Other than F-Droid, it is not clear what other source(s) CleanAPK uses. But there is at least one sign that it uses APKPure.com:
This API call returns metadata about the Uber app. The response contains:
"apk_App uploaded by:":"Mòbile Soe". The APKPure page for Uber also contains
"App uploaded by: Mòbile Soe". The same is also true for other proprietary apps served by CleanAPK, but not all.
If APKPure is used as a source, then we're relying on two intermediaries, not just CleanAPK. So it's even more important for the app installer to have proper tamper protections in place.
Maybe CleanAPK also gets apps from Google Play directly, or maybe not. It would be good to have transparency on this.

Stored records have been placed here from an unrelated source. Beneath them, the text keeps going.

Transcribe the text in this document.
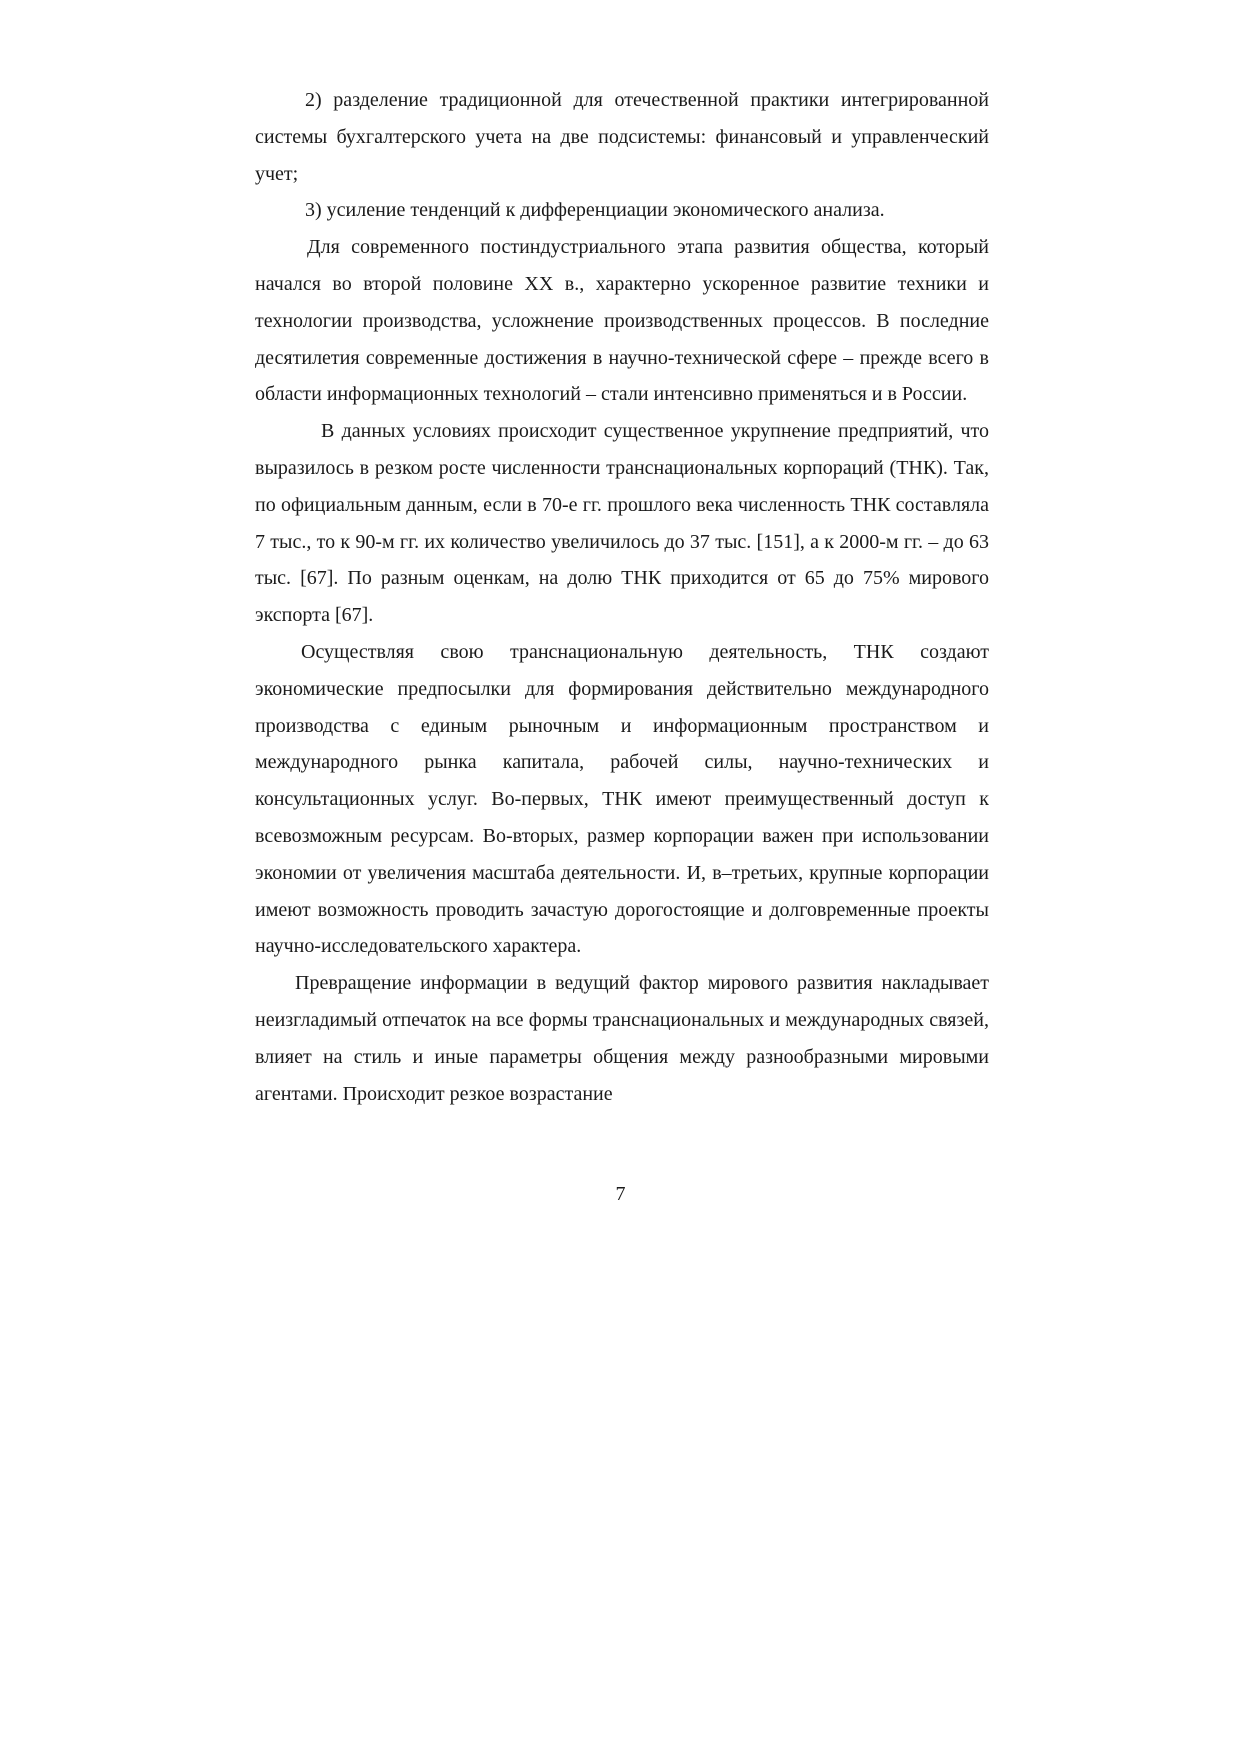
2) разделение традиционной для отечественной практики интегрированной системы бухгалтерского учета на две подсистемы: финансовый и управленческий учет;

3) усиление тенденций к дифференциации экономического анализа.

Для современного постиндустриального этапа развития общества, который начался во второй половине XX в., характерно ускоренное развитие техники и технологии производства, усложнение производственных процессов. В последние десятилетия современные достижения в научно-технической сфере – прежде всего в области информационных технологий – стали интенсивно применяться и в России.

В данных условиях происходит существенное укрупнение предприятий, что выразилось в резком росте численности транснациональных корпораций (ТНК). Так, по официальным данным, если в 70-е гг. прошлого века численность ТНК составляла 7 тыс., то к 90-м гг. их количество увеличилось до 37 тыс. [151], а к 2000-м гг. – до 63 тыс. [67]. По разным оценкам, на долю ТНК приходится от 65 до 75% мирового экспорта [67].

Осуществляя свою транснациональную деятельность, ТНК создают экономические предпосылки для формирования действительно международного производства с единым рыночным и информационным пространством и международного рынка капитала, рабочей силы, научно-технических и консультационных услуг. Во-первых, ТНК имеют преимущественный доступ к всевозможным ресурсам. Во-вторых, размер корпорации важен при использовании экономии от увеличения масштаба деятельности. И, в–третьих, крупные корпорации имеют возможность проводить зачастую дорогостоящие и долговременные проекты научно-исследовательского характера.

Превращение информации в ведущий фактор мирового развития накладывает неизгладимый отпечаток на все формы транснациональных и международных связей, влияет на стиль и иные параметры общения между разнообразными мировыми агентами. Происходит резкое возрастание

7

I can't shake the sense that the /e/ team is stretched too thin. The scope of the /e/ project is huge: maintaining online services, maintaining their own apps and forks, supporting around 200 devices, etc. They have an enormous amount of work on their hands. So, even though it is important, I can't say I'm surprised by the lack of care given to app verification, nor by other signs of rushed work.
But since /e/ is focused on privacy, I am somewhat surprised by the data it leaks. You would think that, before claiming privacy, such a project would analyze and disclose its own network connections. But this is not the first time /e/ has been shown to fail in this regard. Users deserve to know exactly what data is sent where and who can access it.
That being said, let's not lose sight of the fact that /e/ is significantly more privacy-respecting than the average Android system. Also, the problems I have described can be solved and based on my communications with the team, it appears they will be.
Thanks to Arnau Vàzquez Palma, Hans-Christoph Steiner and Pete Fotheringham for pointing out a few errors in the initial version of the article. They have been corrected.